Thoughts from the TCU game
We've come down after the Cardinal's opening win against Oregon State, and it's pretty clear now that this team is going to have to scratch and claw its way for every victory. Though the game was closer than the 31-14 final score indicated, TCU outclassed the boys in red from start to finish.
We were beaten in the trenches, unable to convert on fourth down. We were beaten by their efficient running attack; the Stanford defense didn't lie down but Andrew Dalton and Ryan Christian operated with ease most of the day. Heck, we were even beaten by their 185-pound running back, Justin Watts, who bulldozed the 225-pound Pat Maynor in a head-on collision near the goalline. Overall, Saturday's game showed that there's still plenty of room for improvement.
Reggie Bush in Red and White?
Not quite, but sophomore wideout Doug Baldwin might be the big-play guy the Cardinal has been missing in recent years. He finished his 38-yard reverse with a wiggle and shake that left TCU's defender looking foolish. Then, on the punt return for a touchdown that was called back after review, he made a move usually reserved for guys like DeSean Jackson or, well, Bush. Baldwin reversed half the field, backpedaling to his left before beating TCU to the corner. It was like watching a plodding center bank-in a 22-foot jumper he should only be shooting during warmups. ("No. What are you thinking? ... No, no, no. ... No. ... Yes! Nice shot! Yes, yes, yes!".)
In all seriousness though, Baldwin's return showed a bit of swagger – even if it didn't count. I'm excited to watch him for the next few years.
Troubles on offense?
We all saw what Toby Gerhart was capable of against Oregon State, but it's time for the Cardinal to get its act together in the passing game. Tavita Pritchard – God bless his soul for the rest of his career after the 24-23 final on October 6, 2007 – has been putting up numbers that are, well, less than impressive. Pritchard threw for less than 100 yards in the first two games and has one touchdown to three interceptions so far this year. Don't forget that one of those picks came at a critical juncture in the fourth quarter against TCU, which ended up being Stanford's last real chance to tie the game after Baldwin's impressive return.
What might be more disconcerting, though, is the simple fact that the Cardinal's most established playmaker hasn't been getting the ball.
Richard Sherman has five catches on the season. He may lead the team in that category, but that's obviously not enough. His only touchdown this year came on a blocked punt, not a reception. If he continues to get the ball at that rate, it's going to be a long season. I can't tell you whether Tavita or Richard is to blame for Sherman's lack of production, but either way, something has to change.
Kudos where they're due
While the offense and defense were outclassed against the Horned Frogs last Saturday, it was the special teams which kept the team in the game. Baldwin's return for a pseudo-touchdown, Mark Mueller's blocked punt (one of the cleanest blocks I've seen in a long time) and David Green's leg were all big against TCU.

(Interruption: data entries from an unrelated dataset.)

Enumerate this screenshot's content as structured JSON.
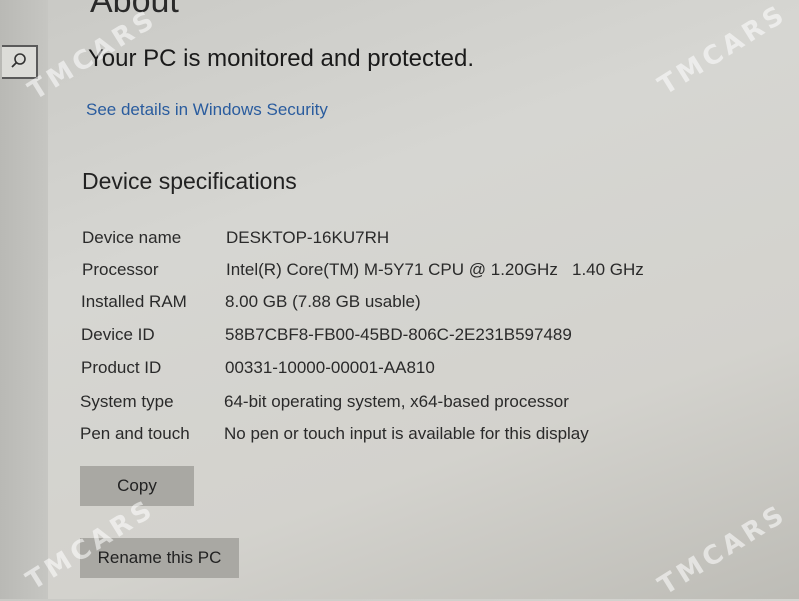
{
  "page": {
    "heading": "About",
    "protection_status": "Your PC is monitored and protected.",
    "security_link": "See details in Windows Security"
  },
  "device_specs": {
    "title": "Device specifications",
    "rows": [
      {
        "label": "Device name",
        "value": "DESKTOP-16KU7RH"
      },
      {
        "label": "Processor",
        "value": "Intel(R) Core(TM) M-5Y71 CPU @ 1.20GHz   1.40 GHz"
      },
      {
        "label": "Installed RAM",
        "value": "8.00 GB (7.88 GB usable)"
      },
      {
        "label": "Device ID",
        "value": "58B7CBF8-FB00-45BD-806C-2E231B597489"
      },
      {
        "label": "Product ID",
        "value": "00331-10000-00001-AA810"
      },
      {
        "label": "System type",
        "value": "64-bit operating system, x64-based processor"
      },
      {
        "label": "Pen and touch",
        "value": "No pen or touch input is available for this display"
      }
    ]
  },
  "buttons": {
    "copy": "Copy",
    "rename": "Rename this PC"
  },
  "watermark": "TMCARS",
  "icons": {
    "search": "search-icon"
  },
  "colors": {
    "link": "#2a5c9e",
    "button_bg": "#a9a8a3"
  }
}
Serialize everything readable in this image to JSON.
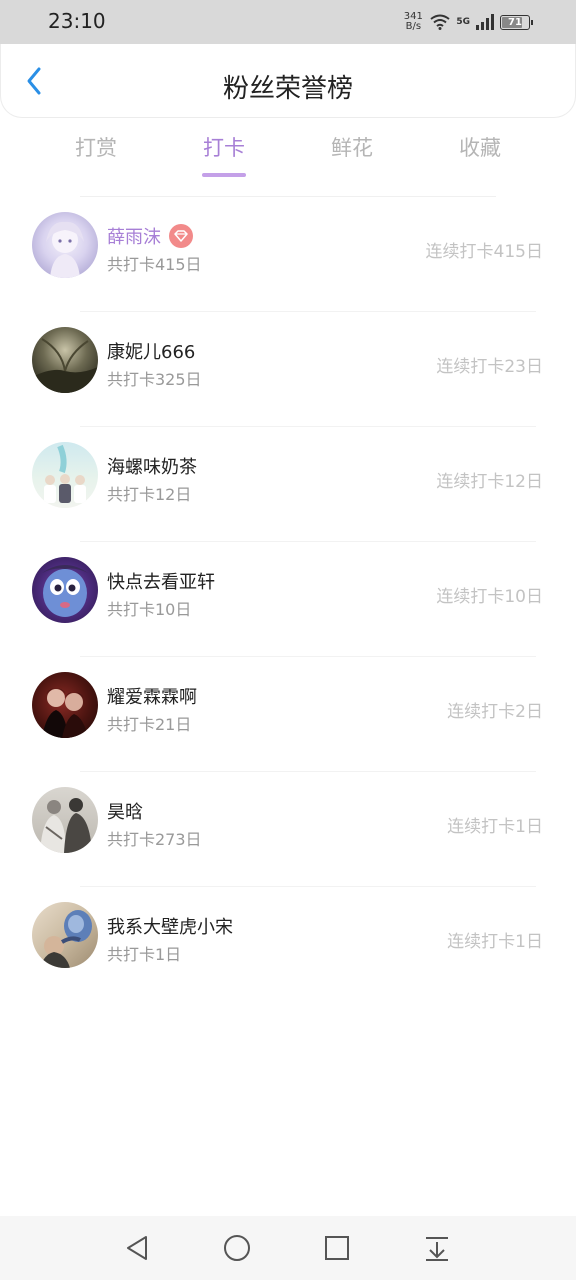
{
  "status_bar": {
    "time": "23:10",
    "net_speed_value": "341",
    "net_speed_unit": "B/s",
    "signal_label": "5G",
    "battery": "71"
  },
  "header": {
    "title": "粉丝荣誉榜",
    "back_icon": "chevron-left-icon"
  },
  "tabs": [
    {
      "label": "打赏",
      "active": false
    },
    {
      "label": "打卡",
      "active": true
    },
    {
      "label": "鲜花",
      "active": false
    },
    {
      "label": "收藏",
      "active": false
    }
  ],
  "colors": {
    "accent": "#a77fd6",
    "badge": "#f28a8a",
    "back_arrow": "#2a8fe6"
  },
  "fans": [
    {
      "name": "薛雨沫",
      "total": "共打卡415日",
      "streak": "连续打卡415日",
      "top": true
    },
    {
      "name": "康妮儿666",
      "total": "共打卡325日",
      "streak": "连续打卡23日",
      "top": false
    },
    {
      "name": "海螺味奶茶",
      "total": "共打卡12日",
      "streak": "连续打卡12日",
      "top": false
    },
    {
      "name": "快点去看亚轩",
      "total": "共打卡10日",
      "streak": "连续打卡10日",
      "top": false
    },
    {
      "name": "耀爱霖霖啊",
      "total": "共打卡21日",
      "streak": "连续打卡2日",
      "top": false
    },
    {
      "name": "昊晗",
      "total": "共打卡273日",
      "streak": "连续打卡1日",
      "top": false
    },
    {
      "name": "我系大壁虎小宋",
      "total": "共打卡1日",
      "streak": "连续打卡1日",
      "top": false
    }
  ],
  "nav": {
    "back": "nav-back-icon",
    "home": "nav-home-icon",
    "recents": "nav-recents-icon",
    "menu": "nav-pulldown-icon"
  }
}
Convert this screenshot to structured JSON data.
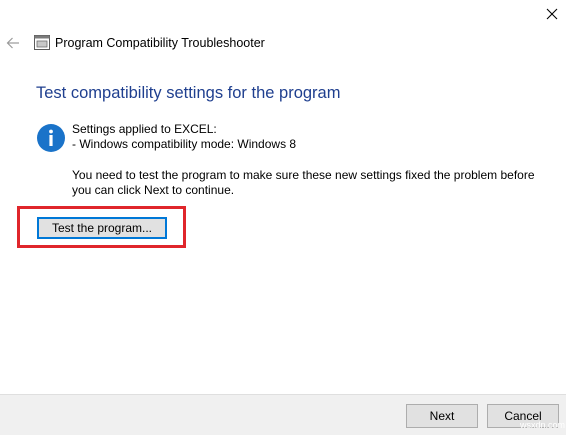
{
  "window": {
    "title": "Program Compatibility Troubleshooter"
  },
  "content": {
    "heading": "Test compatibility settings for the program",
    "settings_line1": "Settings applied to EXCEL:",
    "settings_line2": "- Windows compatibility mode: Windows 8",
    "message_line1": "You need to test the program to make sure these new settings fixed the problem before",
    "message_line2": "you can click Next to continue.",
    "test_button_label": "Test the program..."
  },
  "footer": {
    "next_label": "Next",
    "cancel_label": "Cancel"
  },
  "watermark": "wsxdn.com",
  "icons": {
    "close": "close-icon",
    "back": "back-arrow-icon",
    "title": "troubleshooter-icon",
    "info": "info-icon"
  },
  "colors": {
    "heading": "#1f3f8f",
    "info_circle": "#1a73c9",
    "highlight_box": "#e0262b",
    "footer_bg": "#f0f0f0"
  }
}
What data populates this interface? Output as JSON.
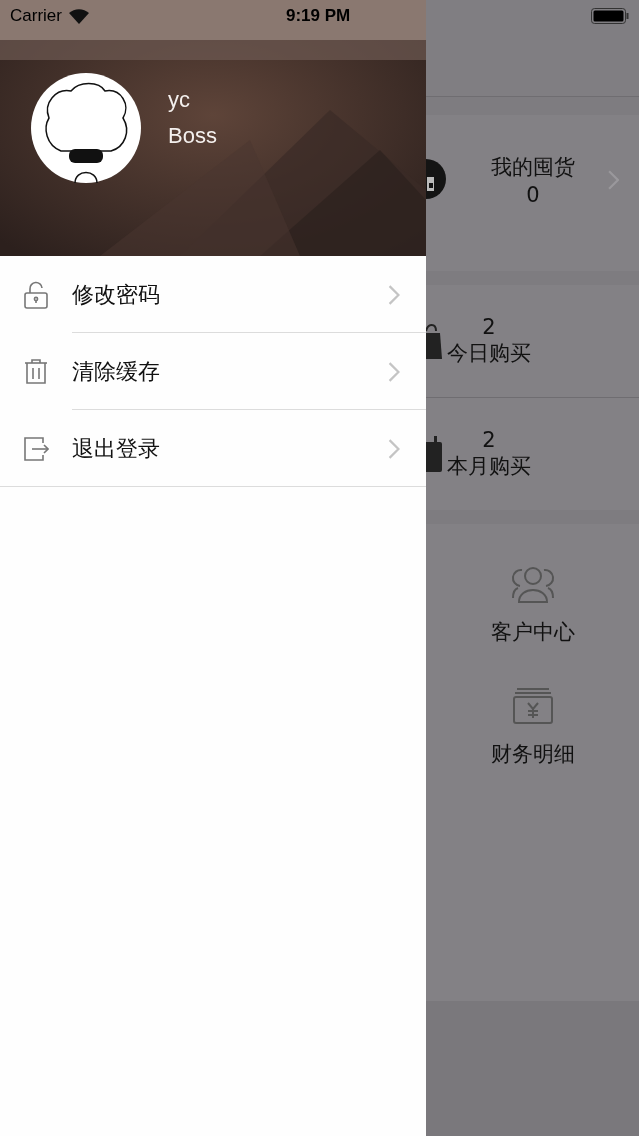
{
  "status_bar": {
    "carrier": "Carrier",
    "time": "9:19 PM"
  },
  "drawer": {
    "profile": {
      "name": "yc",
      "role": "Boss"
    },
    "menu": [
      {
        "kind": "lock",
        "label": "修改密码"
      },
      {
        "kind": "trash",
        "label": "清除缓存"
      },
      {
        "kind": "logout",
        "label": "退出登录"
      }
    ]
  },
  "background_screen": {
    "stock": {
      "label": "我的囤货",
      "count": "0"
    },
    "purchases": [
      {
        "kind": "bag",
        "count": "2",
        "label": "今日购买"
      },
      {
        "kind": "calendar",
        "count": "2",
        "label": "本月购买"
      }
    ],
    "shortcuts": [
      {
        "kind": "customers",
        "label": "客户中心"
      },
      {
        "kind": "finance",
        "label": "财务明细"
      }
    ]
  }
}
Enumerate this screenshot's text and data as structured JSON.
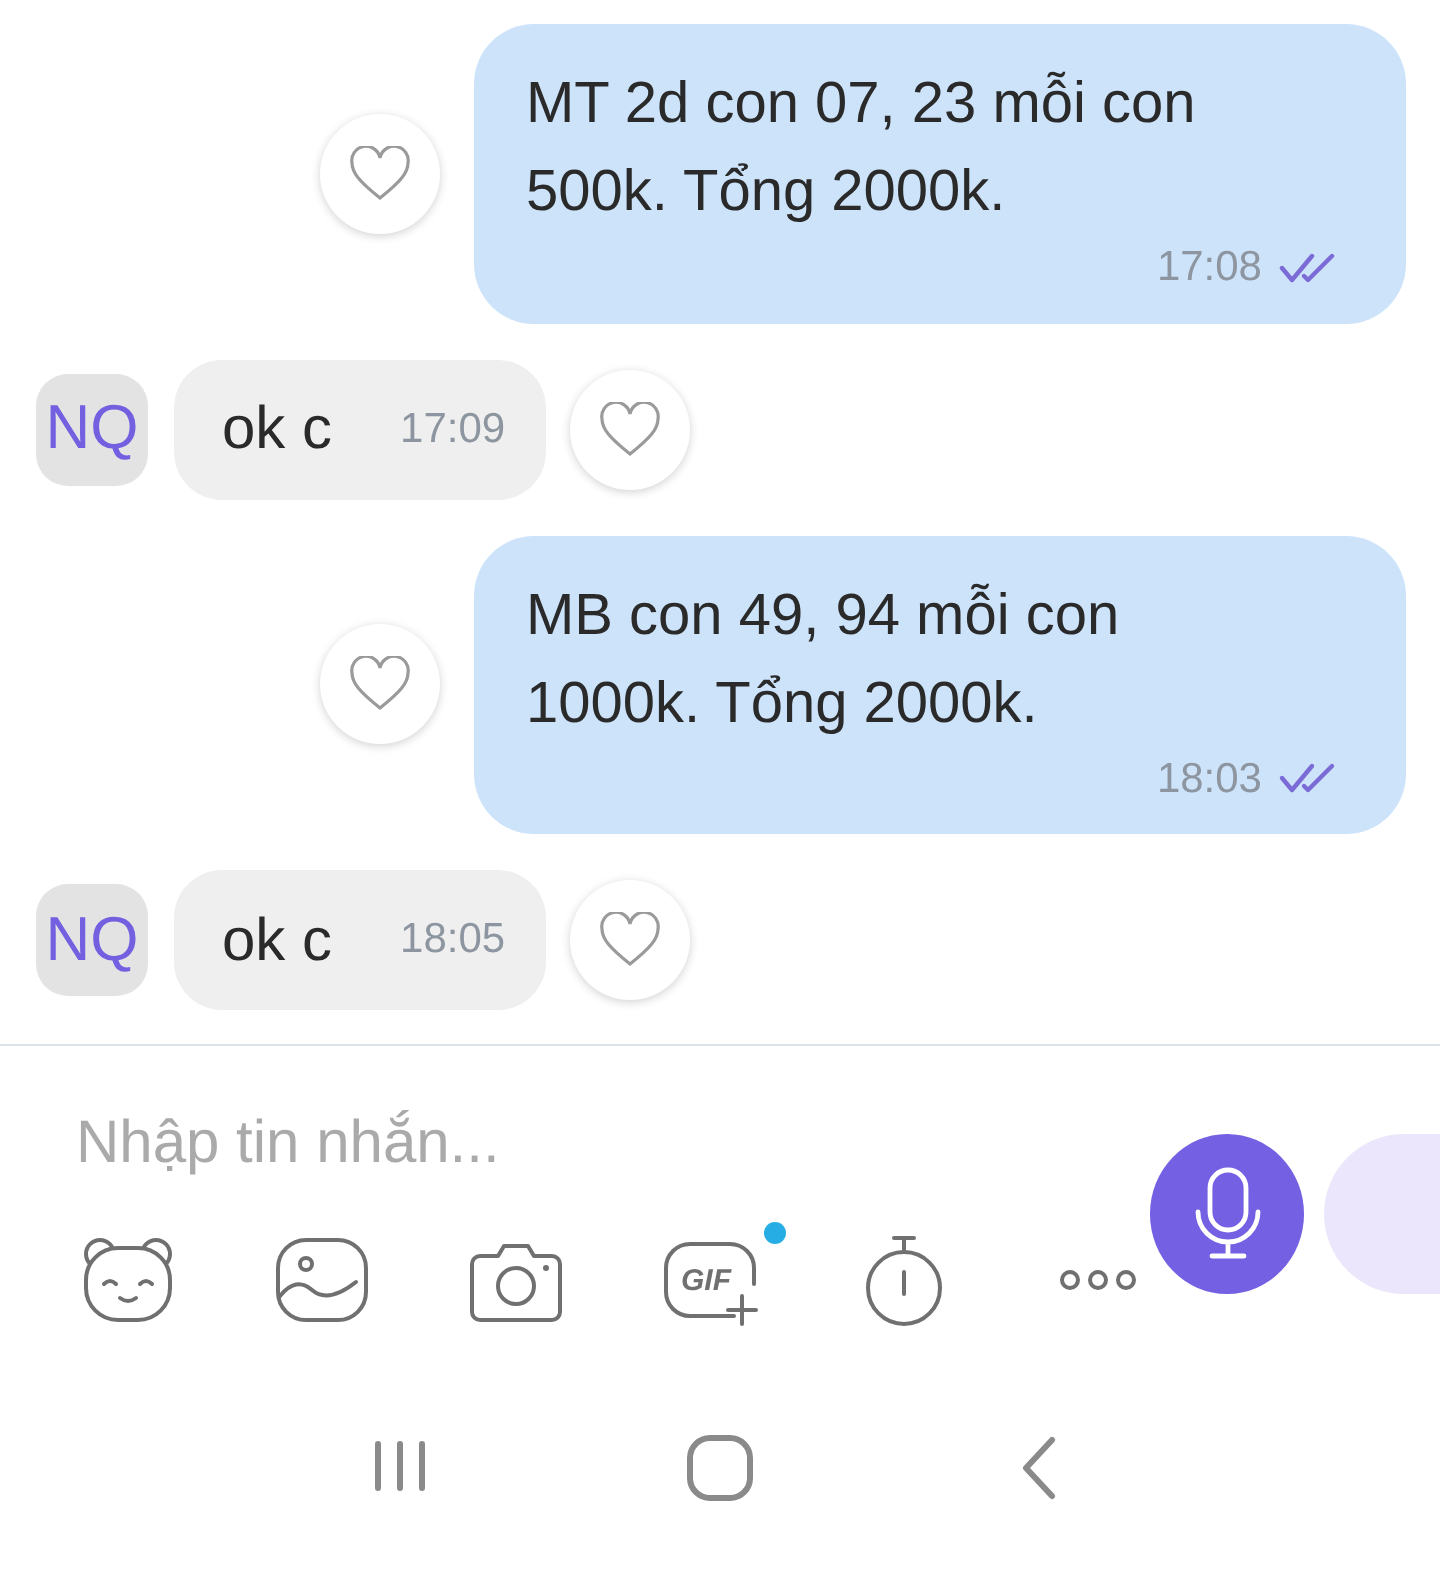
{
  "messages": [
    {
      "kind": "outgoing",
      "text": "MT 2d con 07, 23 mỗi con 500k. Tổng 2000k.",
      "time": "17:08",
      "read": true
    },
    {
      "kind": "incoming",
      "avatar": "NQ",
      "text": "ok c",
      "time": "17:09"
    },
    {
      "kind": "outgoing",
      "text": "MB con 49, 94 mỗi con 1000k. Tổng 2000k.",
      "time": "18:03",
      "read": true
    },
    {
      "kind": "incoming",
      "avatar": "NQ",
      "text": "ok c",
      "time": "18:05"
    }
  ],
  "composer": {
    "placeholder": "Nhập tin nhắn..."
  },
  "toolbar": [
    {
      "kind": "sticker",
      "dot": false
    },
    {
      "kind": "gallery",
      "dot": false
    },
    {
      "kind": "camera",
      "dot": false
    },
    {
      "kind": "gif",
      "label": "GIF",
      "dot": true
    },
    {
      "kind": "timer",
      "dot": false
    },
    {
      "kind": "more",
      "dot": false
    }
  ],
  "nav_bar": [
    {
      "kind": "recents"
    },
    {
      "kind": "home"
    },
    {
      "kind": "back"
    }
  ]
}
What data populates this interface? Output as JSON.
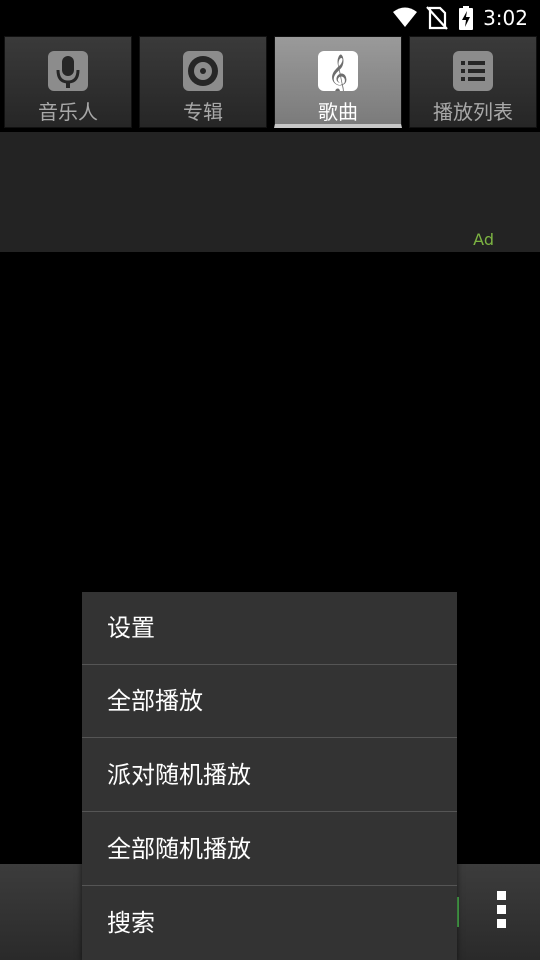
{
  "status_bar": {
    "time": "3:02",
    "icons": [
      "wifi-icon",
      "no-sim-icon",
      "battery-charging-icon"
    ]
  },
  "tabs": [
    {
      "label": "音乐人",
      "icon": "microphone-icon",
      "selected": false
    },
    {
      "label": "专辑",
      "icon": "disc-icon",
      "selected": false
    },
    {
      "label": "歌曲",
      "icon": "treble-clef-icon",
      "selected": true
    },
    {
      "label": "播放列表",
      "icon": "list-icon",
      "selected": false
    }
  ],
  "ad": {
    "label": "Ad",
    "color": "#7cb342"
  },
  "menu": {
    "items": [
      {
        "label": "设置"
      },
      {
        "label": "全部播放"
      },
      {
        "label": "派对随机播放"
      },
      {
        "label": "全部随机播放"
      },
      {
        "label": "搜索"
      }
    ]
  },
  "bottom_bar": {
    "overflow_icon": "more-vert-icon",
    "accent_color": "#4caf50"
  }
}
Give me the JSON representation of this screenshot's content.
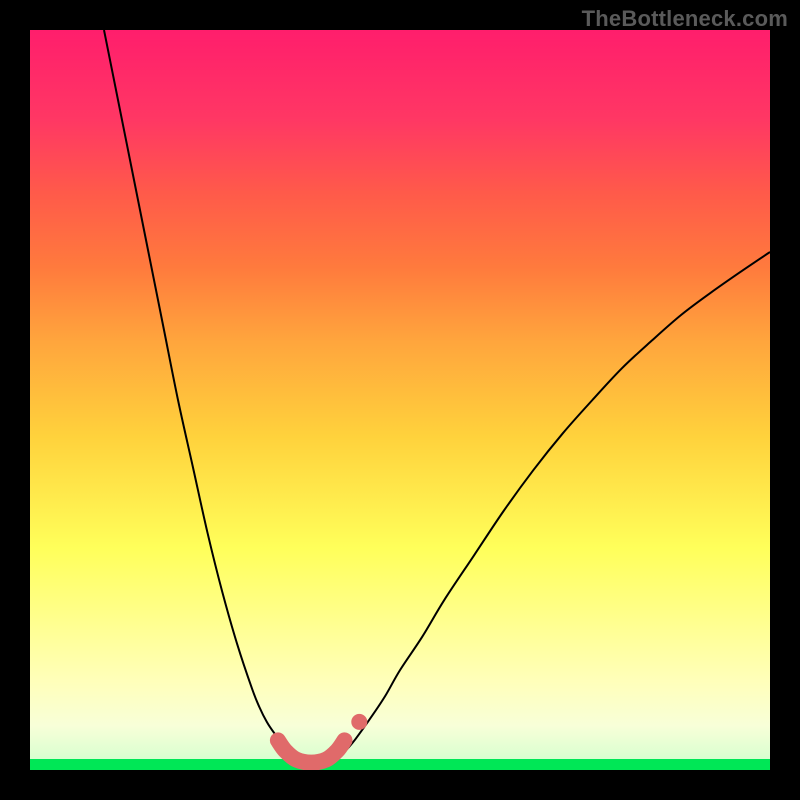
{
  "watermark": "TheBottleneck.com",
  "chart_data": {
    "type": "line",
    "title": "",
    "xlabel": "",
    "ylabel": "",
    "xlim": [
      0,
      100
    ],
    "ylim": [
      0,
      100
    ],
    "background_gradient": {
      "direction": "vertical",
      "stops": [
        {
          "pos": 0,
          "color": "#00e756",
          "meaning": "optimal / no bottleneck"
        },
        {
          "pos": 2,
          "color": "#d9ffd0"
        },
        {
          "pos": 6,
          "color": "#f8ffd8"
        },
        {
          "pos": 12,
          "color": "#ffffba"
        },
        {
          "pos": 30,
          "color": "#ffff5a"
        },
        {
          "pos": 45,
          "color": "#ffd23c"
        },
        {
          "pos": 58,
          "color": "#ffa53d"
        },
        {
          "pos": 68,
          "color": "#ff7a3d"
        },
        {
          "pos": 78,
          "color": "#ff5a4a"
        },
        {
          "pos": 88,
          "color": "#ff3764"
        },
        {
          "pos": 100,
          "color": "#ff1e6c",
          "meaning": "severe bottleneck"
        }
      ]
    },
    "series": [
      {
        "name": "left-branch",
        "stroke": "#000000",
        "stroke_width": 2,
        "x": [
          10,
          12,
          14,
          16,
          18,
          20,
          22,
          24,
          26,
          28,
          30,
          31,
          32,
          33,
          34,
          35,
          36
        ],
        "y": [
          100,
          90,
          80,
          70,
          60,
          50,
          41,
          32,
          24,
          17,
          11,
          8.5,
          6.5,
          5,
          3.8,
          2.8,
          2
        ]
      },
      {
        "name": "right-branch",
        "stroke": "#000000",
        "stroke_width": 2,
        "x": [
          42,
          43,
          44,
          46,
          48,
          50,
          53,
          56,
          60,
          64,
          68,
          72,
          76,
          80,
          84,
          88,
          92,
          96,
          100
        ],
        "y": [
          2,
          3,
          4.2,
          7,
          10,
          13.5,
          18,
          23,
          29,
          35,
          40.5,
          45.5,
          50,
          54.3,
          58,
          61.5,
          64.5,
          67.3,
          70
        ]
      },
      {
        "name": "valley-highlight",
        "stroke": "#e06a6a",
        "stroke_width": 16,
        "linecap": "round",
        "x": [
          33.5,
          34.5,
          36,
          38,
          40,
          41.5,
          42.5
        ],
        "y": [
          4.0,
          2.6,
          1.4,
          1.0,
          1.4,
          2.6,
          4.0
        ]
      },
      {
        "name": "valley-dot",
        "type": "scatter",
        "color": "#e06a6a",
        "radius_px": 8,
        "x": [
          44.5
        ],
        "y": [
          6.5
        ]
      }
    ],
    "annotations": []
  }
}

And what about Green, the sophomore punter? He's done more than enough to replace Jay Ottovegio so far this year. It seems like every kick I watched of his was either a booming punt, downed inside the 20, or both. Aaron Zagory has also proved to be reliable thus far at placekicker, after taking over for Derek Belch.
Saturday's nightcap against the Spartans will be the team's first "official" home game, with a couple thousand newly-anointed freshman getting their first taste of Stanford football. By the looks of it, this is Stanford's most winnable game of the season. Even so, the Cardinal enter as less than 10-point favorites, so the Spartans should turn in a much better showing than last year's 37-0 debacle.
To put it short: despite the lackluster opponent, this game is big. If we're not going to beat San Jose State at home, who are we going to beat this season? And it's not going to be a cakewalk.
What ever happened to...
The Pac-10. I ended my last column on a positive note for the conference, but it's pretty clear that my optimism might have been a little misguided. Sure, we all know how good USC is, but, unfortunately for the Pac-10, it does feel like they're in a league of their own. Needless to say or recount, the conference went a mighty 0-4 against the Mountain West last week and also saw Cal lose to a Maryland team that lost to Middle Tennessee State. Let's not forget the Bruins' 59-0 game, which rang home for this native of Southern California.
Either way, the conference is definitely not second-best the way that I said it might be. The Big-12 has that covered. At this point, we're probably not even third-best, either: someone might as well give that title to the Mountain West.